Asia Sentinel identified Najib’s wife, Rosmah Mansor, as being behind the pressure to drive Zeti out of the bank, to which her lawyers replied with a blistering denial and demand for a retraction. [Read her press release here.]
Economy at risk
The country’s economy is suffering from a steep fall in commodity prices, with Brent crude oil descending from US$105 per barrel to US$50.02 on Aug. 4. Palm oil has fallen from US$641 per tonne to US$606. Exports slid by 2.5 percent after a 0.5 percent gain in the final quarter of 2014,” reflecting mainly a decline in the growth of commodity exports and resource-based manufactured exports, amid lower commodity prices” according to Bank Negara.

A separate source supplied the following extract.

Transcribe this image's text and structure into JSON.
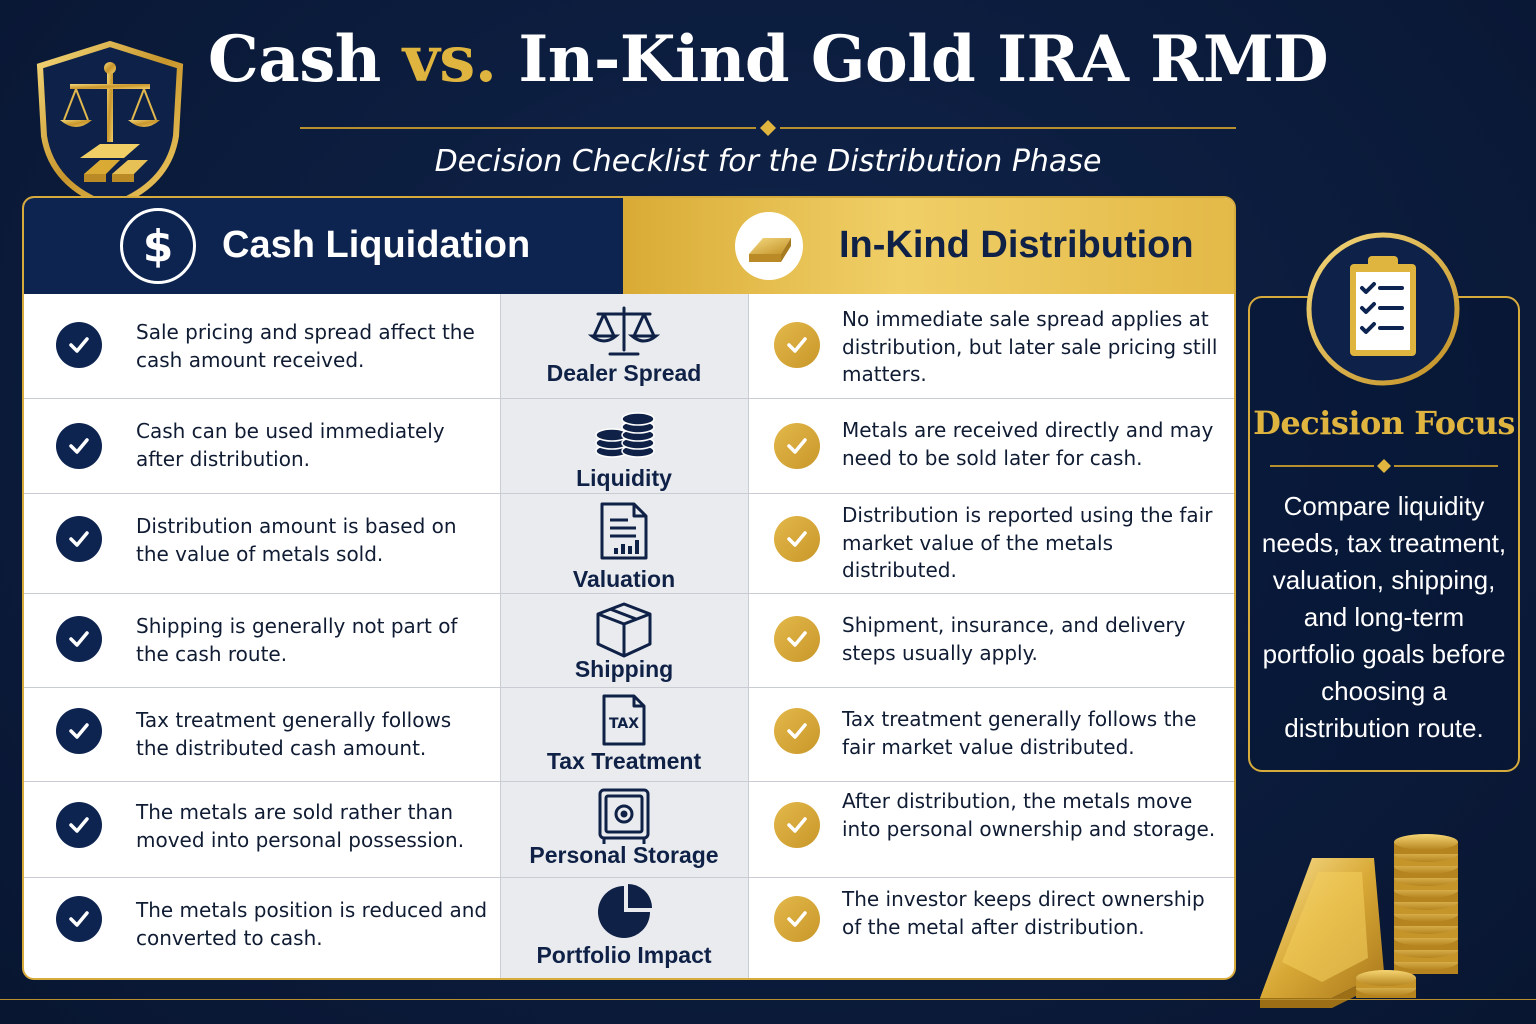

But the situation has been exacerbated by the prolonged political scandal, which has turned attention away from efforts to revitalize the economy.
In addition to having to explain how the US$680 million ended up in his personal account at AmBank in Kuala Lumpur in 2013, Najib is also under prolonged attack for his role as the economic advisor to 1Malaysia Development Bhd, which is said to have RMB42 billion worth of debt, as much as RMB25 billion of it unfunded. There are allegations that a major portion of that was steered into the accounts of a family friend, tycoon Jho Taek Low.
On August 3, the Malaysian Anti-Corruption Commission said that the US$680 million in Najib’s accounts was from “donations,” a statement that raised more questions than it answered. It didn’t indicate where the “donations” came from or where they went. If the money was a personal donation, there is no indication that it was taxed. It has been suggested that the money was directed to the effort to win the 2013 general election, in which the ruling Barisan Nasional did very badly. But campaign donations are officially limited to RMB50,000 for state races and RMB200,000 for parliamentary seats. That much money washing through the electoral process would have set off alarm bells.
As the currency deteriorates, the price of imported goods and services, which amount to 69.9 percent of GDP, will grow sharply. There are already complaints about the rising cost of living. However, the price of exports will fall on international markets, making the country more competitive.
The options are to continue to defend the ringgit by throwing the country’s reserves into the fight, which is a losing battle, considering the trillions of dollars that float through currency markets every day. Despite the fact that Malaysia’s reserves remain relatively healthy, the forex markets are simply too big to bet against.
The alternative is to peg the ringgit against the US dollar, as former Prime Minister Mahathir Mohamad did in 1989 during the Asian Financial Crisis, which would endanger the billions the currency traders are betting. Mahathir was successful, as was the Hong Kong government in pegging the Hong Kong dollar to the US dollar during a currency crisis in the 1960s.
There are downsides to freezing the currency against the dollar. Given the diminishing reserves, it would require the implementation of currency controls, putting additional brakes on the economy. There are few attractive alternatives at this point.